Zaza Pachulia, and JaVale McGee, who have combined for 72 of the Warriors’ 80 starts at center? Neither saw the court.

And while Davis feasted his fair share on Looney and Co., it was apparent why Kerr shied away from certain matchups. Pachulia’s flatfooted slowness plays horribly against Davis’ hyper-athleticism, especially given the latter’s penchant for playing on the perimeter. There’s a reason elephants are herbivores; they ain’t catching any animals.

While McGee doesn’t have that problem, his lack of strength comes into play against Davis. Even more noticeably, his struggles defending the pick and roll are exploited against the Pelicans, who not only employ Davis’ elite rim-running abilities, but two strong passers from the perimeter.

So starting Looney made sense, and, even after Davis’ dramatic filling up of the box score, Looney at times showed the reasoning behind Kerr’s decision. And yet, the best defense against Davis came from a highly unlikely source: Kevin Durant.

No one on the Warriors proved strong enough to handle Davis, as he made all available options look like like they hadn’t hit the weight room all season. But Durant’s length was able to create issues, as he was frequently in the face of Davis, swatting at the ball, and keeping the big man uncomfortable.

Just as importantly, Durant proved willing and able to seamlessly transition between perimeter defense and interior defense, which kept Davis from finding comfortable spots on the floor.

The one player distinctly absent from this discussion so far is the team’s best defender, Draymond Green. Green did not have a good defensive game against New Orleans, and was constantly caught in the wrong place.

Against the Pelicans, that was likely a focus issue, and it’s fair to assume that Green will be locked in when the playoffs begin. But if they face New Orleans, how many minutes will Kerr give Green against the immovable force that is Davis?

In theory, starting Green on Davis, and putting Looney or Bell on power forward Nikola Mirotic may make some sense. Surely Kerr will play around with numerous options to combat whatever center the Dubs face.

The Warriors may not have shown much in the 126-120 loss, in terms of stopping Davis or winning the game. But they did show that they’re not stuck in their ways; the team, and the center position remain fluid, and will adapt for each matchup.

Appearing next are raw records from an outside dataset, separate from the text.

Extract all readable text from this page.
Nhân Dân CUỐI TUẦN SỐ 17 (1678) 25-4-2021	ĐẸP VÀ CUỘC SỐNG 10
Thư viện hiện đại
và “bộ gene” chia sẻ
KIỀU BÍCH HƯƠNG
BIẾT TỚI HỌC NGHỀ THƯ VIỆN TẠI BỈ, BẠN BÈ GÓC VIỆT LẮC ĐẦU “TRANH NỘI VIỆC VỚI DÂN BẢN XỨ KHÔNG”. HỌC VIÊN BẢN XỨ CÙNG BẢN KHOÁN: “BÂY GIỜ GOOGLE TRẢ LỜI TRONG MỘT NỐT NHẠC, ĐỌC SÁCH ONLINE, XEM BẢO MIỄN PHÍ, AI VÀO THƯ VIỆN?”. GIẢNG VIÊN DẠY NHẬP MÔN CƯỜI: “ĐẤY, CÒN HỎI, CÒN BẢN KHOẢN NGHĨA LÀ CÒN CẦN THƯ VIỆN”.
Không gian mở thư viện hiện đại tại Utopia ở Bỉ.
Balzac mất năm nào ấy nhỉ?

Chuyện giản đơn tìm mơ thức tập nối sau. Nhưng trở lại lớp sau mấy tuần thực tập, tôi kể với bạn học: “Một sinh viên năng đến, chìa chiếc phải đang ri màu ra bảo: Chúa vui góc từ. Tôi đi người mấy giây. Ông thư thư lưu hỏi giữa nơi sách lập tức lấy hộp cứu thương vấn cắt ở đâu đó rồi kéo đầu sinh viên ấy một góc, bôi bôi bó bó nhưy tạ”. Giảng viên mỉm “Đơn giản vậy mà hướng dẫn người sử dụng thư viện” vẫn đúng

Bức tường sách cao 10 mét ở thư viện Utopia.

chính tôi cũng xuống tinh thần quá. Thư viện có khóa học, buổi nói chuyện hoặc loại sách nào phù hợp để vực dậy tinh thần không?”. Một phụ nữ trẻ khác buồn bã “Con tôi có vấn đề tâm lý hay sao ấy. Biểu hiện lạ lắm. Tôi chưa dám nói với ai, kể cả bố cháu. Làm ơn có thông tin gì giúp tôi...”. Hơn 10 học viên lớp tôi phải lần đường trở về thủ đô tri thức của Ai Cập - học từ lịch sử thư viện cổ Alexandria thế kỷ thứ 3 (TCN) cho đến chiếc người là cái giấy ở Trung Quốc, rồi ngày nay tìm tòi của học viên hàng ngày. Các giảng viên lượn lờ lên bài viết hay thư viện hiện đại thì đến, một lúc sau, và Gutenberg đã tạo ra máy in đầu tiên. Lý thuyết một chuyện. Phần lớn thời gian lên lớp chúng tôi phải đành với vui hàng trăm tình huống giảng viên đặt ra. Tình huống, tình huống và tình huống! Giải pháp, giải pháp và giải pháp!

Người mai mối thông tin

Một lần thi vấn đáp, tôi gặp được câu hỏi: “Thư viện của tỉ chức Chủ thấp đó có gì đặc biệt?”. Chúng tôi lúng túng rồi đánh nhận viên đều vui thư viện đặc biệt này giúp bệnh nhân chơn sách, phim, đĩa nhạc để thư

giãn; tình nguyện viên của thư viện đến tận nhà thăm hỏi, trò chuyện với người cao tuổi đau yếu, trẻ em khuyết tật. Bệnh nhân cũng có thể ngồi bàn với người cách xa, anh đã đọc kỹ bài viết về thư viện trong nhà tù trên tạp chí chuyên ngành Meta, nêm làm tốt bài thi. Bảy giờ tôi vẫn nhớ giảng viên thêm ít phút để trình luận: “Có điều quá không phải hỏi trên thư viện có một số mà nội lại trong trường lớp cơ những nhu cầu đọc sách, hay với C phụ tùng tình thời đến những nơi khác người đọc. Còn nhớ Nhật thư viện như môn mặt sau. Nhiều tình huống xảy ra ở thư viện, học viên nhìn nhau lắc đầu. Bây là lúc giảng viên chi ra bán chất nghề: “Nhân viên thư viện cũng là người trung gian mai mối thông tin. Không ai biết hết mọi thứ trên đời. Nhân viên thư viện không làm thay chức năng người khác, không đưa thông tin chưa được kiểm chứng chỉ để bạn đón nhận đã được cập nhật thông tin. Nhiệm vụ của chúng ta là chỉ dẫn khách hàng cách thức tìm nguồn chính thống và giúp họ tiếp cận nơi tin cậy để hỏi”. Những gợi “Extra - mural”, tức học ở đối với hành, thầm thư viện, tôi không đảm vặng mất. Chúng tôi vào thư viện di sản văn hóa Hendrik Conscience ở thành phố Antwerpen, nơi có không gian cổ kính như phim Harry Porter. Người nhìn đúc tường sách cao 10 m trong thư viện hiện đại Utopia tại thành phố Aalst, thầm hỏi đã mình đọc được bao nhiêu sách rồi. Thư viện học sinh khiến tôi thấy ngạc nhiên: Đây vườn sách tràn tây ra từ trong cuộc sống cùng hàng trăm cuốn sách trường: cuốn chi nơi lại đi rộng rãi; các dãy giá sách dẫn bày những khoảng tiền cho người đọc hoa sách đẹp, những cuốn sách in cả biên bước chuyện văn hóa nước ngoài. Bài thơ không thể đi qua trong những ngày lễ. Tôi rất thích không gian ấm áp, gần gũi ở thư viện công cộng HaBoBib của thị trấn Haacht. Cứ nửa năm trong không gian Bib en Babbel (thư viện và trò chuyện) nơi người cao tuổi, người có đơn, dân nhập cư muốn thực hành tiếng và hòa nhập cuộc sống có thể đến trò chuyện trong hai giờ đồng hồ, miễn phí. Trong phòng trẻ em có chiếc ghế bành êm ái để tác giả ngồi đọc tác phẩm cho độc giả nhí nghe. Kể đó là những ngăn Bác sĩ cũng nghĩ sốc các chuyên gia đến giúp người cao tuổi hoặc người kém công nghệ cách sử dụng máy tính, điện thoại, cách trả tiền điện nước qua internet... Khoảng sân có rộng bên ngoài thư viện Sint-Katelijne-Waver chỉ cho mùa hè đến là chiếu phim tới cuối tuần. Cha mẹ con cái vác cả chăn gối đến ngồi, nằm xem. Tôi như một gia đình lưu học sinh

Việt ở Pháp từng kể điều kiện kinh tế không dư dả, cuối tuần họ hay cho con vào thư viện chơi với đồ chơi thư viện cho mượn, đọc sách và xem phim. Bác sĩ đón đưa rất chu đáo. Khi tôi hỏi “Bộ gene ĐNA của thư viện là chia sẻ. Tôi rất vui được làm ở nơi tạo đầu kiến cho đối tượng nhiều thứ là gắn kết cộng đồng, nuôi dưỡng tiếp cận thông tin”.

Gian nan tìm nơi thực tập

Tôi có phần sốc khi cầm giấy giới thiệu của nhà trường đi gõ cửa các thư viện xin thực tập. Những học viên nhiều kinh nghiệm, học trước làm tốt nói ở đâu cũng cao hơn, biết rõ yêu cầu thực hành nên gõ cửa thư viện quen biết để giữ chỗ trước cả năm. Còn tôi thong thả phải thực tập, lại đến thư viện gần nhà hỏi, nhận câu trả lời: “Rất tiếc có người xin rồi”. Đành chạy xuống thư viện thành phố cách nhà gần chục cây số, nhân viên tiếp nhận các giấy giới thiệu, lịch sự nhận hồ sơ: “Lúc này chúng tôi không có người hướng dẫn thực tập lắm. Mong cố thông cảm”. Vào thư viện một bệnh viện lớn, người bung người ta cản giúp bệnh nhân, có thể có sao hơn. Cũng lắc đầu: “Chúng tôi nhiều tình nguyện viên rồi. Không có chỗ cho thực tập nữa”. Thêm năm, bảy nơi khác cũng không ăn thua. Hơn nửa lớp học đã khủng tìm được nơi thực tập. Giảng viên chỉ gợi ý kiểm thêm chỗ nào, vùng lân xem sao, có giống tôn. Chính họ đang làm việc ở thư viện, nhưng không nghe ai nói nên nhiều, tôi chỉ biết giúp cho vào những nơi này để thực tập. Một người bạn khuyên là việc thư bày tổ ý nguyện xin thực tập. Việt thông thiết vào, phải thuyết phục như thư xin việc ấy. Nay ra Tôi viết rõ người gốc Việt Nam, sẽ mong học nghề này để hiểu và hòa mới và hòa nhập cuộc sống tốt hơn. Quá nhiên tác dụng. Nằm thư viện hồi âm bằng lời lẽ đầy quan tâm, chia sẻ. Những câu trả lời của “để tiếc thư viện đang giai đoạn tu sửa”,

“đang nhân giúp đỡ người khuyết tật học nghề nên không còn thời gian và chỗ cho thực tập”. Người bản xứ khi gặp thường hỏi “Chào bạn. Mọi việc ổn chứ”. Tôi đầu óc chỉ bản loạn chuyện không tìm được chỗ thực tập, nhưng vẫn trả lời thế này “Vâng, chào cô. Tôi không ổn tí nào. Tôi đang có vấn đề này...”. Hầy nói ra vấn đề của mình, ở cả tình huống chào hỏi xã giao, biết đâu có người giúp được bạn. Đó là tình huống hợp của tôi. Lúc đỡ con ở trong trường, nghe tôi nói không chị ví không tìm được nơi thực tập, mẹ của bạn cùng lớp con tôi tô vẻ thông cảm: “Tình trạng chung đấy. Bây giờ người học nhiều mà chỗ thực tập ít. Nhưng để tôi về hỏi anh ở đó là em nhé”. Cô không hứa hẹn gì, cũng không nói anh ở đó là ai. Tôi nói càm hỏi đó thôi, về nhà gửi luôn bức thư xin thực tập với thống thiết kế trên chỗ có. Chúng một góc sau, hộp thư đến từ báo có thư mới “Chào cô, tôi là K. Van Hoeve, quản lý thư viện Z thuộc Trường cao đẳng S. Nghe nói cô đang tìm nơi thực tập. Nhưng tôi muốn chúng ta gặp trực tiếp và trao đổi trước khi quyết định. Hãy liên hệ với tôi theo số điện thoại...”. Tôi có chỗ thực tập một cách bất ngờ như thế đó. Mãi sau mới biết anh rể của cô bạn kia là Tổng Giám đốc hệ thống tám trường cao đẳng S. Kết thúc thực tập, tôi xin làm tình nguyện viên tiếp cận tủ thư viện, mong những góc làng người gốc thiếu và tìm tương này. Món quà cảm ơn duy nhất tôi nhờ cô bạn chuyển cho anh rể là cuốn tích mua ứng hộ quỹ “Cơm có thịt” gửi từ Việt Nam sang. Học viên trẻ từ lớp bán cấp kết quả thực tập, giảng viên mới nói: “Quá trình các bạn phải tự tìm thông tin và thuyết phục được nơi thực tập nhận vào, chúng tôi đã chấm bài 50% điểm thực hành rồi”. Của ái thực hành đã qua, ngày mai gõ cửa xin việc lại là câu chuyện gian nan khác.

If the Oklahoma City Thunder await the Warriors in round one, you can expect to see a very healthy dose of Pachulia and West. If the Jazz are the first round foe, then McGee and Looney will likely get a lot of run.

And if it’s the Pelicans, we may not see McGee much, or Pachulia at all, and Durant - the closest thing Golden State has to matching Davis physically - may get the bulk of the center minutes.

The center position has been rotating for the last few months, but it turns out the Warriors weren’t looking for a starter. They were just looking to establish each player’s strengths and weaknesses, so they can find the right counter for any opponent.